In April 1970, McCartney emerged from isolation with his first solo album, McCartney. In the press release accompanying the LP, McCartney stated that he no longer foresaw a time that the Beatles would record together, effectively announcing the end of the group. Lennon was enraged at McCartney “scooping” him on the demise of the Beatles, yet also admired his P.R. acumen in using it to hype his record release. However, the move backfired on McCartney, as he became known as the one who “broke up the Beatles.”
To promote his own debut album, Plastic Ono Band, Lennon gave a legendary interview to Rolling Stone magazine’s Jann Wenner that pulled the curtain back on everything that had been censored about the Beatles over the previous decade: the groupies, drugs, and bribery on tour, all the backbiting of the last few years.

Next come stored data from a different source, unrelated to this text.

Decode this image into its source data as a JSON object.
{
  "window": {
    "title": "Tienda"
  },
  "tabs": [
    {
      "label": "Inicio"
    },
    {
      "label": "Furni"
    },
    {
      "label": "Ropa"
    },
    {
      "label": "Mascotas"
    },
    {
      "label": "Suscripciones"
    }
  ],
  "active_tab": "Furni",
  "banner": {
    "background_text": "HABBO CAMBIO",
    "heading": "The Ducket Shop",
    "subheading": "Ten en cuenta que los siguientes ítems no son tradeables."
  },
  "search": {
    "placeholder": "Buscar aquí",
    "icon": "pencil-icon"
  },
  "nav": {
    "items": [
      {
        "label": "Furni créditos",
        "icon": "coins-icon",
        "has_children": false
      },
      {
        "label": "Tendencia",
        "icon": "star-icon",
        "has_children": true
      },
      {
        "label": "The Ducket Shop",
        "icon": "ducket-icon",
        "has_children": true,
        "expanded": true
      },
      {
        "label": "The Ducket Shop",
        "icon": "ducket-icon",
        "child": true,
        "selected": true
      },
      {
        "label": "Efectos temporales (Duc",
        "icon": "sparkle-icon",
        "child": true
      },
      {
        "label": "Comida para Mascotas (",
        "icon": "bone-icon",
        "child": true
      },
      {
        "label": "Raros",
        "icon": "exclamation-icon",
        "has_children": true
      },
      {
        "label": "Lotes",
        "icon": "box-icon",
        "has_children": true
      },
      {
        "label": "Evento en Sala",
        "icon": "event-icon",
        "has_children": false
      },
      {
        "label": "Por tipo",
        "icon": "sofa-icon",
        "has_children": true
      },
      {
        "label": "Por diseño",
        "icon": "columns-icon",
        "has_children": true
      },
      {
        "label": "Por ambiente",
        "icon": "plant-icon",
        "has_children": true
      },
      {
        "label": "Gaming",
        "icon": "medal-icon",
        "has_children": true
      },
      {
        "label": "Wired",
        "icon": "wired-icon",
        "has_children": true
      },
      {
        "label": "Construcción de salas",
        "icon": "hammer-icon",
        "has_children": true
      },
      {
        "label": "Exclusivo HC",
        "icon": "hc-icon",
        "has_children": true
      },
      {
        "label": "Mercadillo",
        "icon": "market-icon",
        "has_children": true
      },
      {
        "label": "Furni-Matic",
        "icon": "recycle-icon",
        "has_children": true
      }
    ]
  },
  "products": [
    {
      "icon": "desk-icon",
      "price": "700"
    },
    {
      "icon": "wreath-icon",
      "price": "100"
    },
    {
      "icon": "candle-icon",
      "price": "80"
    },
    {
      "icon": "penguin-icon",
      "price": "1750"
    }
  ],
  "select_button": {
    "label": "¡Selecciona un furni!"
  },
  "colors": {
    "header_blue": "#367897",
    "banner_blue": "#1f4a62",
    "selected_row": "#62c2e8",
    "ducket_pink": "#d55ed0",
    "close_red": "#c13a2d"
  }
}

He was out to bury the image of the lovable moptops forever.
He railed against how McCartney and Harrison – “the most big headed uptight people” — treated Ono, regretting he didn’t punch Harrison when he told Ono she had a “bad vibe” reputation.
“I don’t forgive them for that,” he simmered. Then he laughed, remembering all the incendiary things he’d said over the course of the session. “This is gonna be some fucking thing. I don’t care, this is the end of it.”

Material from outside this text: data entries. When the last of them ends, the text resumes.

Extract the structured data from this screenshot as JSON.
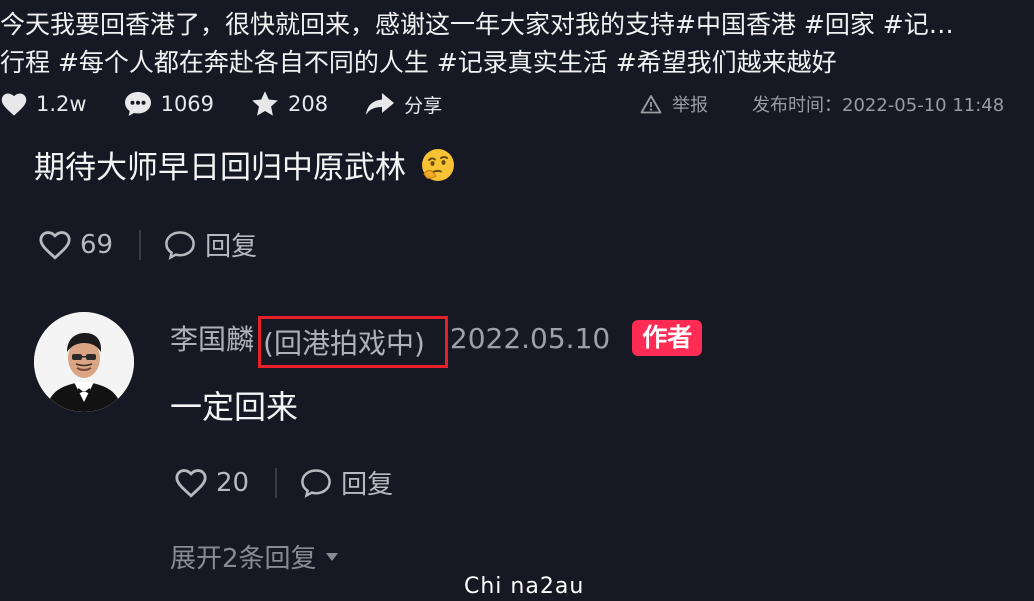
{
  "post": {
    "caption_line1": "今天我要回香港了，很快就回来，感谢这一年大家对我的支持#中国香港 #回家 #记…",
    "caption_line2": "行程 #每个人都在奔赴各自不同的人生 #记录真实生活 #希望我们越来越好"
  },
  "stats": {
    "likes": "1.2w",
    "comments": "1069",
    "favorites": "208",
    "share_label": "分享",
    "report_label": "举报",
    "publish_time": "发布时间：2022-05-10 11:48"
  },
  "comment": {
    "text": "期待大师早日回归中原武林",
    "likes": "69",
    "reply_label": "回复"
  },
  "reply": {
    "author": "李国麟",
    "author_note": "(回港拍戏中)",
    "date": "2022.05.10",
    "badge": "作者",
    "text": "一定回来",
    "likes": "20",
    "reply_label": "回复",
    "expand_label": "展开2条回复"
  },
  "watermark": "Chi na2au",
  "colors": {
    "background": "#161823",
    "badge": "#fe2c55",
    "highlight_box": "#e8202a"
  }
}
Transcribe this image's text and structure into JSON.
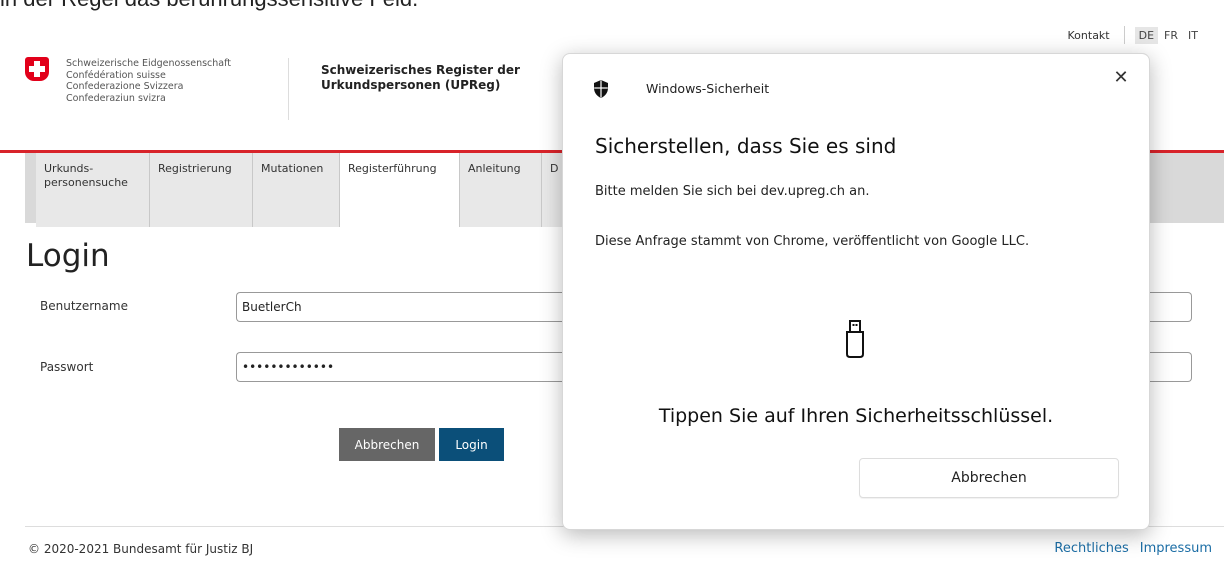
{
  "caption": "in der Regel das berührungssensitive Feld.",
  "header": {
    "contact": "Kontakt",
    "languages": [
      "DE",
      "FR",
      "IT"
    ],
    "confederation": [
      "Schweizerische Eidgenossenschaft",
      "Confédération suisse",
      "Confederazione Svizzera",
      "Confederaziun svizra"
    ],
    "register_title_line1": "Schweizerisches Register der",
    "register_title_line2": "Urkundspersonen (UPReg)"
  },
  "nav": {
    "tabs": [
      "Urkunds-\npersonensuche",
      "Registrierung",
      "Mutationen",
      "Registerführung",
      "Anleitung",
      "D"
    ]
  },
  "login": {
    "title": "Login",
    "username_label": "Benutzername",
    "username_value": "BuetlerCh",
    "password_label": "Passwort",
    "password_value": "•••••••••••••",
    "cancel_label": "Abbrechen",
    "login_label": "Login"
  },
  "footer": {
    "copyright": "© 2020-2021 Bundesamt für Justiz BJ",
    "links": [
      "Rechtliches",
      "Impressum"
    ]
  },
  "dialog": {
    "app_name": "Windows-Sicherheit",
    "heading": "Sicherstellen, dass Sie es sind",
    "text1": "Bitte melden Sie sich bei dev.upreg.ch an.",
    "text2": "Diese Anfrage stammt von Chrome, veröffentlicht von Google LLC.",
    "instruction": "Tippen Sie auf Ihren Sicherheitsschlüssel.",
    "cancel_label": "Abbrechen",
    "close_glyph": "✕"
  },
  "colors": {
    "swiss_red": "#e2001a",
    "login_blue": "#0b4f79",
    "link_blue": "#1b6da5"
  }
}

He permanently alienated George Martin and the rest of the Beatles’ support team — Neil Aspinall, Mal Evans, and Derek Taylor – for saying that they had the gall to think they were actually Beatles themselves. He couldn’t even stop himself from saying his good friend Starr’s first album embarrassed him.
Someone who felt especially lacerated was McCartney. Shortly after the interview, he started the court case to dissolve the partnership they had all signed on August 19, 1967. McCartney had wanted the group more than anyone, but he was such a dominant control freak that none of the others wanted to work with him anymore — yet they didn’t want to end the Beatles’ company because then they’d each get taxed individually at a much higher rate. They wanted him to stay stuck in the same company with them even though they didn’t like him, release his albums by their schedule, and deal with their manager — who McCartney thought was probably crooked.

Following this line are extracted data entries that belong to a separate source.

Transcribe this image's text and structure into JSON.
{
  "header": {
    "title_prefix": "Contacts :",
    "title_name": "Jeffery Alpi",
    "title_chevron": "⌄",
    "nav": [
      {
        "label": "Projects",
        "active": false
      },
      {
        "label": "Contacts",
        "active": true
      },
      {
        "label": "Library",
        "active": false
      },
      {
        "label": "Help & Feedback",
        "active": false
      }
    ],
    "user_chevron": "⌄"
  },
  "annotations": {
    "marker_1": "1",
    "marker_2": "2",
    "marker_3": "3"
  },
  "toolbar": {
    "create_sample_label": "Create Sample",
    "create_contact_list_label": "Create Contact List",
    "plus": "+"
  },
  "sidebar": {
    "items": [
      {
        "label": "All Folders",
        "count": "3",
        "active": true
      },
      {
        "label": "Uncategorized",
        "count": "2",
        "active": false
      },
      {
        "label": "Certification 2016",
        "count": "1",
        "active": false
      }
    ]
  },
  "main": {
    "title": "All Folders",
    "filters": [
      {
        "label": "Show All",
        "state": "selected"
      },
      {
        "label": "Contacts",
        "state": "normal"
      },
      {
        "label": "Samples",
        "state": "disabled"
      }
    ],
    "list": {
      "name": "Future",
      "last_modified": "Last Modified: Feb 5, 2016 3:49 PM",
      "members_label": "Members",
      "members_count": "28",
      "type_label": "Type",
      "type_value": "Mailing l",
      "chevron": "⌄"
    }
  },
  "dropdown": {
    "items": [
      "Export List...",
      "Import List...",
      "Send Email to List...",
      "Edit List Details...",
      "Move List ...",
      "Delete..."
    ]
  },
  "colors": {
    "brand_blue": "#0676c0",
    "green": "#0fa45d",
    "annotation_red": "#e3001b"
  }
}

McCartney never truly let loose in the press back at Lennon, because, as he admitted, he knew Lennon would verbally destroy him. Instead he began a not-so-subtle assault through his music. Even though he changed the words of “Too Many People” from “Yoko took your lucky break and broke it in two,” Lennon soon blasted back with “How Do You Sleep.”
Harrison also chronicled everything from his walk out during the Let It Be sessions in “Wah Wah,” the endless court cases in “Sue Me, Sue You Blues,” and his sadness at their crumbling brotherhood in “Run of the Mill.” And Starr was still smoldering over the time McCartney shoved him out of the house with “Back Off Boogaloo.”
It was a dark two years in Pepperland until McCartney called a ceasefire at the end of 1971 with “Dear Friend,” and the healing gradually began.